Before you start in with #firstworldproblems, let me explain. Mondays are my laundry day. Mondays are also a work day and cello lesson day and Cub Scout night, but it’s one of the only consistent days where I’m home with the kids, due to a really whacky custody schedule. (It works well, except for minor details like finishing projects around the house and remembering which house I’m in when I wake up in the morning.) It’s tempting to just do it every other Saturday when I’m home, but we’d run out of clean jeans and underpants. Also, my son’s dirty socks would probably achieve sentience and take over the neighborhood if I left them alone that long.
So, Mondays it is. But not this Monday. I’m just as tired as I am on most Monday nights – VERY tired, since they tend to run for about 18 hours with only a few minutes’ break here and there, with at least one meal a day eaten while I’m working or standing up. I’m just as busy. The clothes are just as dirty. But tonight I am putting my weary bare foot down and saying no to the laundry.
The next five weeks will be [insert bad word here]. I made a quick estimate of the number of lessons, rehearsals and performances I’ll be involved in over the next five weeks, and it’s around 120. Some are half an hour long, some will approach five hours. Nearly 100 of those will be in the next 19 days, building up to a hellacious three-day period with two major evening performances and a day-long student competition. It’s not my favorite part of the year, but it’s a crucial part of making enough money to survive the summer.

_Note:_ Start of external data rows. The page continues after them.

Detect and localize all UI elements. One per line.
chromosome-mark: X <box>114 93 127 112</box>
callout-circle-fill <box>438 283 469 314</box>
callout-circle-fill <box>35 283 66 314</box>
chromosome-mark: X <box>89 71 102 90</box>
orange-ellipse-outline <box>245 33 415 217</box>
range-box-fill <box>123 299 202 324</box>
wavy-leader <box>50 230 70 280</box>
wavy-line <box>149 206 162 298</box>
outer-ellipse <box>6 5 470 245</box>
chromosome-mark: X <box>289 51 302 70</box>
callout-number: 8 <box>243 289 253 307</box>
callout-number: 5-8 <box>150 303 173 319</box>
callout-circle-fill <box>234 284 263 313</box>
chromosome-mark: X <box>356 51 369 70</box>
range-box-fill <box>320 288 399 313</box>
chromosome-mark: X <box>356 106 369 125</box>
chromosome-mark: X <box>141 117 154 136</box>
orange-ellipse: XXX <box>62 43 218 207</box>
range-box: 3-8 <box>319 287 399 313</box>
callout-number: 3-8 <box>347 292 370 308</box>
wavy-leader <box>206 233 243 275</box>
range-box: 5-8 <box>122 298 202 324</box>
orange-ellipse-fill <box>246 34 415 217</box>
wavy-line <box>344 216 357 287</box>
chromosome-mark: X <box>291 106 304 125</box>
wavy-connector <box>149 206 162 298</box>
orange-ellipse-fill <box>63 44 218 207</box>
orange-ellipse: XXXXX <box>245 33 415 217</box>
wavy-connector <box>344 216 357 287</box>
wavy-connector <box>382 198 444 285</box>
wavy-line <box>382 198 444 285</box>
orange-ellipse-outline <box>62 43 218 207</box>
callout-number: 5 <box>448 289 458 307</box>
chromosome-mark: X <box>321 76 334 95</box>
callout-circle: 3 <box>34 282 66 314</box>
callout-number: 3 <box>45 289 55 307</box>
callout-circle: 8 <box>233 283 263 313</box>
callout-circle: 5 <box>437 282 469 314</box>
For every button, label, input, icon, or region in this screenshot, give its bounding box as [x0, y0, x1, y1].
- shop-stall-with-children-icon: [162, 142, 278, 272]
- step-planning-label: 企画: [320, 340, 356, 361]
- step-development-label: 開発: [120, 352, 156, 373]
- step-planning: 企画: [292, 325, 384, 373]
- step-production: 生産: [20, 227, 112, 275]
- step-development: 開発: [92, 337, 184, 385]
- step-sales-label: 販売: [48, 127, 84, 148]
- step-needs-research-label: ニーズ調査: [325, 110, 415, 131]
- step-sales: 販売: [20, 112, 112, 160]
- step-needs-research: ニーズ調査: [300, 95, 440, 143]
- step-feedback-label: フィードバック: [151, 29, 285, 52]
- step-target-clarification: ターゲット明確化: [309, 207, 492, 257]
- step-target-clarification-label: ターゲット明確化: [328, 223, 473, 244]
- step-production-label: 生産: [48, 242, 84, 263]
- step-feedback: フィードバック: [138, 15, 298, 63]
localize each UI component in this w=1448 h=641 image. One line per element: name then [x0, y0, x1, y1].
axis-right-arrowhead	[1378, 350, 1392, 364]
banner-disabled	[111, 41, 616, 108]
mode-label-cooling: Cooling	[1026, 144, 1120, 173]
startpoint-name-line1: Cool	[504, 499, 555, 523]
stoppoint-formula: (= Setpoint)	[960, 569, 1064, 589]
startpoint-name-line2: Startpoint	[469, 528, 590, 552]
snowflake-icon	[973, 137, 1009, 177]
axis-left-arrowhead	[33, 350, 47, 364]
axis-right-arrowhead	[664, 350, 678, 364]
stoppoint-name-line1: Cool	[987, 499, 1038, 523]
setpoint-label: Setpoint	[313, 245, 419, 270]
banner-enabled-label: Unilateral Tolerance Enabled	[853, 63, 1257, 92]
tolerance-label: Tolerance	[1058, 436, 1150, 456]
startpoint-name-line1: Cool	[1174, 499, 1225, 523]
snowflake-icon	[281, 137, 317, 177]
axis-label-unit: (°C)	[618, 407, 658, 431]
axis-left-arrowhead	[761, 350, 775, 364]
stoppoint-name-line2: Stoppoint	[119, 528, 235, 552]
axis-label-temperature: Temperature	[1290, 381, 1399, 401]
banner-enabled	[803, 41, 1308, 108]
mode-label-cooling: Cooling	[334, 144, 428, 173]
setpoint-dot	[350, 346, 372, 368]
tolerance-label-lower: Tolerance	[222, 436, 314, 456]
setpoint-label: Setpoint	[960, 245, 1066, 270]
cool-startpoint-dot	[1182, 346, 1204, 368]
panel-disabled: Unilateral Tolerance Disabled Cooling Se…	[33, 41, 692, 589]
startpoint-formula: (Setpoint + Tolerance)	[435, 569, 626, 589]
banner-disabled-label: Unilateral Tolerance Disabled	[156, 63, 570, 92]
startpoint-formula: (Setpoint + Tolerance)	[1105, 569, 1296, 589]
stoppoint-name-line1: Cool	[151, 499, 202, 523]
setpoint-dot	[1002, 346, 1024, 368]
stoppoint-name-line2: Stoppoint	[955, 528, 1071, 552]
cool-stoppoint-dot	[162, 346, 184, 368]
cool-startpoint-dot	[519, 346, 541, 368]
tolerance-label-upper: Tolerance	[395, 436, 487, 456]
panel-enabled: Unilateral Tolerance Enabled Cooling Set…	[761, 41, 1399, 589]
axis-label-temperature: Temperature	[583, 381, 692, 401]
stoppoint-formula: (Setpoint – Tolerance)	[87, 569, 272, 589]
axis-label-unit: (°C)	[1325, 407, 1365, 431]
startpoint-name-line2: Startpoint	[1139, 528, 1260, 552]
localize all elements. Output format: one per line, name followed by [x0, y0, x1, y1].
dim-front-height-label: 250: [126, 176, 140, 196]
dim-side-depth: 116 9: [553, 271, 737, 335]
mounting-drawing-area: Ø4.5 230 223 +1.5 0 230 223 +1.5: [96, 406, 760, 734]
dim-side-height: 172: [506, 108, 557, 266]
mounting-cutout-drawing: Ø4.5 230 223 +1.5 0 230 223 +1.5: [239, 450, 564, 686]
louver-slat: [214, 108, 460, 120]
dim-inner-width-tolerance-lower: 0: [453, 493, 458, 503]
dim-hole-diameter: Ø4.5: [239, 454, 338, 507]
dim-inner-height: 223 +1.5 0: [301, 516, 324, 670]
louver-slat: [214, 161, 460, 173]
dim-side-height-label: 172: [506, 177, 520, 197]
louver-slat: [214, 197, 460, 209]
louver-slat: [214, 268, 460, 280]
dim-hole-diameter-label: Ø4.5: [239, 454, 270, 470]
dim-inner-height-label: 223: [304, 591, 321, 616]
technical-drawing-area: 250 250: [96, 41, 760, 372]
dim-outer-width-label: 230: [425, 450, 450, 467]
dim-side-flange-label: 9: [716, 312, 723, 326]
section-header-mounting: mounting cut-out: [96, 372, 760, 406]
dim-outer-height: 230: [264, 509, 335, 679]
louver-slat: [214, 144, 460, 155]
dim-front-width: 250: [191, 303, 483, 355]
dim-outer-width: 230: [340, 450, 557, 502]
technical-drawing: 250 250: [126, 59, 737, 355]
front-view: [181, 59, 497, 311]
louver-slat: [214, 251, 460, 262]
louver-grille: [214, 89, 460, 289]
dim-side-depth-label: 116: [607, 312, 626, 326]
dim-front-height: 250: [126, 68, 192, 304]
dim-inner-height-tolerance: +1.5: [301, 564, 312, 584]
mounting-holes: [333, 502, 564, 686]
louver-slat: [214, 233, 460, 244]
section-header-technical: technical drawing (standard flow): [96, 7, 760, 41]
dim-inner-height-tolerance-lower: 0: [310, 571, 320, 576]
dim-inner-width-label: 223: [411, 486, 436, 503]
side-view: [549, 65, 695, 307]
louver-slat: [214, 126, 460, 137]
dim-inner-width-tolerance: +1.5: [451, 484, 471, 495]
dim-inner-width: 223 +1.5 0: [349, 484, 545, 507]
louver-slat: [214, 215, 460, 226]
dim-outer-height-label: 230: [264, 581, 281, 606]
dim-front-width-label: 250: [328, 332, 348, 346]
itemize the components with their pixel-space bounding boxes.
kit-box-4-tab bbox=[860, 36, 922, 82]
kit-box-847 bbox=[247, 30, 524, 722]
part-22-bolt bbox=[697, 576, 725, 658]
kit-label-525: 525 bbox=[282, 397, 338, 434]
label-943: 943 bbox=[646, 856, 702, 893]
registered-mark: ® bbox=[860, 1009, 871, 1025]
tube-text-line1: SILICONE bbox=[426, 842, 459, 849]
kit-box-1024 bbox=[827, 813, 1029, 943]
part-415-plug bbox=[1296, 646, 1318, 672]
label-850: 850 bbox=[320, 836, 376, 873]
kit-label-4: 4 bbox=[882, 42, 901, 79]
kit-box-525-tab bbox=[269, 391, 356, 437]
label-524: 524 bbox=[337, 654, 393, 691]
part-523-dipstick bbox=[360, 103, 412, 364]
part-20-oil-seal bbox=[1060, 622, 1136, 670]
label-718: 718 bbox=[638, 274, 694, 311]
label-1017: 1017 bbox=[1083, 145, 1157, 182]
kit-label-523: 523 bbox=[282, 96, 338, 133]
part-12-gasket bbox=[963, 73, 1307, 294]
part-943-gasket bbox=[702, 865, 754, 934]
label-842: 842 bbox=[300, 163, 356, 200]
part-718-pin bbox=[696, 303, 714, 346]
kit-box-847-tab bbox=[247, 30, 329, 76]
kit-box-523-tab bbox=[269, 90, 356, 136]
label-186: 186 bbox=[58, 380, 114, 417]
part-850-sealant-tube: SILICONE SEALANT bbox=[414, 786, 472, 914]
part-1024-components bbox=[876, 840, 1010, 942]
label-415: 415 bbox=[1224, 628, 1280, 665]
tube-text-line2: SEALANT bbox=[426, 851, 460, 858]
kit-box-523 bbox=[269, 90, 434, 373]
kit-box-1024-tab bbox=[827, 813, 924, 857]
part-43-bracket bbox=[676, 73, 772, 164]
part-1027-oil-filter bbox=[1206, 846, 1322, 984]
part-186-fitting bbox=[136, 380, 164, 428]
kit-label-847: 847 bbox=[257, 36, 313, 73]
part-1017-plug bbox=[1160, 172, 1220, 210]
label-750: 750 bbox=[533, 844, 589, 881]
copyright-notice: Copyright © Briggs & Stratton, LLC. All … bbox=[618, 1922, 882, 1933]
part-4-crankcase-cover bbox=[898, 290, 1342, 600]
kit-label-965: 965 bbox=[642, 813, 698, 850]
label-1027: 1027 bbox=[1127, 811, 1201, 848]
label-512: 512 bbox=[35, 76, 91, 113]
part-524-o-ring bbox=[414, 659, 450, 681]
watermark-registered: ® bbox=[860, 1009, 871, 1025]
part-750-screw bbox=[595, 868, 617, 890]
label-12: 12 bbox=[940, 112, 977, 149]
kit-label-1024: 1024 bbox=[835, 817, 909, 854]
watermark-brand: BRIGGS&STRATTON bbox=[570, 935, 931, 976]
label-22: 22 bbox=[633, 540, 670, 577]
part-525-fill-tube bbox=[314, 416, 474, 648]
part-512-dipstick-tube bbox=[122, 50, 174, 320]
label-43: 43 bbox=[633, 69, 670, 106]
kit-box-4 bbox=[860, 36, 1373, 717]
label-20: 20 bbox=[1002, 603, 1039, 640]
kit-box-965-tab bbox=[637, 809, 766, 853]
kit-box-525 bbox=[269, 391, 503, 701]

I’ve decided to do a few things every day of the next five weeks, in order to keep my sanity. They’re everyday, obvious things – drink water, sleep, take a walk, spend 15 minutes reading something non-work-related, that kind of thing. But these are things I will forget to do this month, if I don’t remind myself.
I blush to admit it, but I made a rewards chart. It has little squares for star stickers. (I paperclipped the stickers to the chart so I wouldn’t lose them.) Today I got five stars out of the seven. The sixth one (quiet meditation on Scripture) I can do right before bed. The seventh one involves sleep.
And that means going to bed.
Now.
Even if the laundry isn’t sorted.
This shouldn’t feel like an epiphany, but it does. I am so accustomed to doing one more thing, sorting one more basket, stuffing one more thing into an already too-full day. I’m trying to make tomorrow easier, but the truth is that tomorrow is going to be a lot like today no matter what I do tonight – I’ll just be groggy from lack of sleep if I try to get too far ahead of myself. This seems painfully obvious, now that I think about it.
The small, homely epiphanies are the ones that most thoroughly surprise me.